At the same time, cheaper Chinese goods are starting to populate Afghanistan’s growing market as trade between the two countries continues to flourish. According to the Post, “Trade between the two neighbors has mushroomed over the past decade from $25 million in 2000 to $215 million in 2009, according to Chinese figures.”

And while China benefits economically from its investments and growing relationship with Afghanistan, its amicable ties with Kabul are positioning it to make significant security gains in its Xinjiang province, which borders Afghanistan:

‘Our interest is clear. We need a peaceful neighbor because we have our own problems in Xinjiang,’ [Liu Xuecheng of the China Institute of International Studies, the Chinese Foreign Ministry's think tank] said. ‘If we have a friendly country in Afghanistan, they can help us to manage issues on the separatists, security and territorial integrity. We want Afghanistan to be successful.’

In a slightly related story, The New York Times reported on Sunday that the United States is struggling to fulfill its reconstruction commitments in Iraq. According to the Times, American reconstruction authorities have been focusing on a major sewage treatment system in Falluja since the major battles that unfolded there in 2004.

“After more than six years of work, $104 million spent, and without having connected a single house, American reconstruction officials have decided to leave the troubled system only partly finished, infuriating many city residents,” the Times reported. “Falluja remains dependent upon septic tanks that leak raw waste into streets and down storm drains and eventually into the Euphrates River, a main source of drinking water in Falluja and cities downstream.” (As an aside, see my related post on water as a security issue in Iraq on The Best Defense.)

The sewage treatment system is just one project that has been scaled back as American troops who protect the reconstruction projects prepare to drawdown. Many of the projects are being completed quickly in anticipation of a further scaling back in American troops and other resources. “Even some of the projects that will be completed are being finished with such haste, Iraqi officials say, that engineering standards have deteriorated precipitously, putting workers in danger and leaving some of the work at risk of collapse,” the Times reported.

The laundry list of projects that have yet to be initiated in Falluja include further developing the power and clean water sectors. Electricity generation in particular is one area that could hamper the sewage system from coming online:

As an alternative, American planners said the system might need to rely heavily on backup generators for power, which creates its own set of problems — including that the treatment plant and pumps will require as much as 250 gallons of fuel each hour to operate in a country where fuel shortages remain commonplace.

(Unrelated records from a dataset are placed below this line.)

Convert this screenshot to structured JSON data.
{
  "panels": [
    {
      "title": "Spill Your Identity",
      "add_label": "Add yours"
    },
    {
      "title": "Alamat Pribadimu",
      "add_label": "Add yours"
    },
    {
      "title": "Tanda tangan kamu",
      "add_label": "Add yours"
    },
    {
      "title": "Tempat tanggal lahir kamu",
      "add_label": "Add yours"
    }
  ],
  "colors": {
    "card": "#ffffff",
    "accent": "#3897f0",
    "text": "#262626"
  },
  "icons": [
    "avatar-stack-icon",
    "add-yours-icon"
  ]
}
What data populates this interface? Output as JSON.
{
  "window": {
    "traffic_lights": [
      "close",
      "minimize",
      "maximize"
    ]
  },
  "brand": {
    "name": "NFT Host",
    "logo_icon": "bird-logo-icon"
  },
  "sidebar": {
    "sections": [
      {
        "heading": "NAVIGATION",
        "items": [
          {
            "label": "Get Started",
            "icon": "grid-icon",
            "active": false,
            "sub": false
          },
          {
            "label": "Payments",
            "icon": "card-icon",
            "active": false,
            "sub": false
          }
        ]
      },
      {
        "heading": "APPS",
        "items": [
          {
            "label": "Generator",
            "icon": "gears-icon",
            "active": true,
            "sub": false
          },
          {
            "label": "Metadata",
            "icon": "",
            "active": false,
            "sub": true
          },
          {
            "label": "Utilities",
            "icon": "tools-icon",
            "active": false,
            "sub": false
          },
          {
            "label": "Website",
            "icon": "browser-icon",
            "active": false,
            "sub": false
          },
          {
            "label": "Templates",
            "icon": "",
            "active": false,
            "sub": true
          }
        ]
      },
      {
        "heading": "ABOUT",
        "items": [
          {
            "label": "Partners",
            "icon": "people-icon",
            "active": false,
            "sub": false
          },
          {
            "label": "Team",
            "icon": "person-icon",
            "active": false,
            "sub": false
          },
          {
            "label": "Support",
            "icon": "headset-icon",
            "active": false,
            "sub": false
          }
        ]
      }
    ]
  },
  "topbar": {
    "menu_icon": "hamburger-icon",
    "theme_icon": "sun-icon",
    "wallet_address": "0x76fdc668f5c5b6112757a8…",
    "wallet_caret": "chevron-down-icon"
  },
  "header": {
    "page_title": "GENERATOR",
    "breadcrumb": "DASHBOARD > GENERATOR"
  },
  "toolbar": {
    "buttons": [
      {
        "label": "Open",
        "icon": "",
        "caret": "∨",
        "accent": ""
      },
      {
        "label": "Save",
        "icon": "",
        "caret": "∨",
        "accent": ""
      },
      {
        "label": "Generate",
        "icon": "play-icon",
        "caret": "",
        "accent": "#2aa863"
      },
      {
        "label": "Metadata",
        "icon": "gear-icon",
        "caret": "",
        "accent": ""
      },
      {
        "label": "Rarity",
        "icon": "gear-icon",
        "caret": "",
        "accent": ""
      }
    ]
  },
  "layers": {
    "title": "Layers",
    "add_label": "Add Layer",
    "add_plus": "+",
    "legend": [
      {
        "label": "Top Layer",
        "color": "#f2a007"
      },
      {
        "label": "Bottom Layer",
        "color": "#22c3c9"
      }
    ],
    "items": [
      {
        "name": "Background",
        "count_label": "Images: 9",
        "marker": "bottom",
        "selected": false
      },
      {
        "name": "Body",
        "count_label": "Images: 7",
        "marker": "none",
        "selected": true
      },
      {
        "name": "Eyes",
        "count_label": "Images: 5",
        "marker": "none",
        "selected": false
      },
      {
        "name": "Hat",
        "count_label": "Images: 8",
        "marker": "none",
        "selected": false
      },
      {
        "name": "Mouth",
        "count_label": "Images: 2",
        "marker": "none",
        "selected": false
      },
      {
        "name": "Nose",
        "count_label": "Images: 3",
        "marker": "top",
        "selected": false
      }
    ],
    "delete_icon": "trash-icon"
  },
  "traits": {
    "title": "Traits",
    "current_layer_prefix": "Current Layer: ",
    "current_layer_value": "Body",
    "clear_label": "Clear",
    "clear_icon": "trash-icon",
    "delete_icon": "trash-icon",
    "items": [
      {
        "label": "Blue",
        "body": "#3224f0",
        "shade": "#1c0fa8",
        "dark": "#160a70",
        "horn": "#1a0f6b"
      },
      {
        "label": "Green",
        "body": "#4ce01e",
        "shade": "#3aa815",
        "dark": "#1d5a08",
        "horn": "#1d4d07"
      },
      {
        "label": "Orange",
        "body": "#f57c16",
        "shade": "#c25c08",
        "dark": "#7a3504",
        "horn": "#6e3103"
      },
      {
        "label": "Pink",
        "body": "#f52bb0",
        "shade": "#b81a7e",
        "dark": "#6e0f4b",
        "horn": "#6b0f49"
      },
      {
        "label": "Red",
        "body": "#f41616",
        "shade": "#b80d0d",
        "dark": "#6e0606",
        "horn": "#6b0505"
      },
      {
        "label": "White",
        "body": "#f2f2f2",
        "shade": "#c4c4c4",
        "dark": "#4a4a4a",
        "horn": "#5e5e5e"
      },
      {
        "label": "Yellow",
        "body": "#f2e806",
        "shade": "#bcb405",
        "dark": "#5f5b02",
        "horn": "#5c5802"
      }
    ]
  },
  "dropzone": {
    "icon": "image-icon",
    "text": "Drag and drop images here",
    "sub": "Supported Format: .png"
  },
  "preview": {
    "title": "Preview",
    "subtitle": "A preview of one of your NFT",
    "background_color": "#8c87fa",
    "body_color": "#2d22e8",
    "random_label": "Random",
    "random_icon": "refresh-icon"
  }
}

It is worth noting that as the United States struggles to maintain its reconstruction and investment commitments in Iraq, like in Afghanistan, China is poised reap significant dividends from its investments in Iraq, particularly as the country’s oil sector stabilizes (for more, see this news story in the Post on Friday).

Other Notable Stories in the News


There are a couple of other stories I wanted to flag for you as you head into the week related to energy. The first is from The Washington Post on Saturday reporting that the Department of Defense is preparing to solicit bids for contracts to deliver fuel to forward operating bases at Bagram and Manas, Kyrgyzstan. The story is significant because, as the Post reported, “The proposed Bagram contract stipulates that the jet and diesel fuel to be supplied must be brought in via northern supply routes, like the fuel that goes to Manas. Though much of Bagram's fuel will still be trucked in from the south, the intent is to reduce dependence on that hazardous route, which is frequently the target of militant attacks.”


The second story from the Sunday New York Times reported that loan giants may opt to block clean energy programs. According to the Times, “Two government-chartered mortgage finance companies are unlikely to accept loans on homes that are part of a special program that lets homeowners repay the cost of energy improvements through a surcharge on their property tax bills, according to Energy Department officials.”

This Week’s Events

It looks like a fairly slow week in Washington as Congress is on its Fourth of July break. But there’s at least one Natural Security-related event this week. On Wednesday at 2 PM, CSIS will have an event on the medium-term projections of the natural gas and oil markets. I’ll keep you updated as I hear more about events in Washington throughout the week.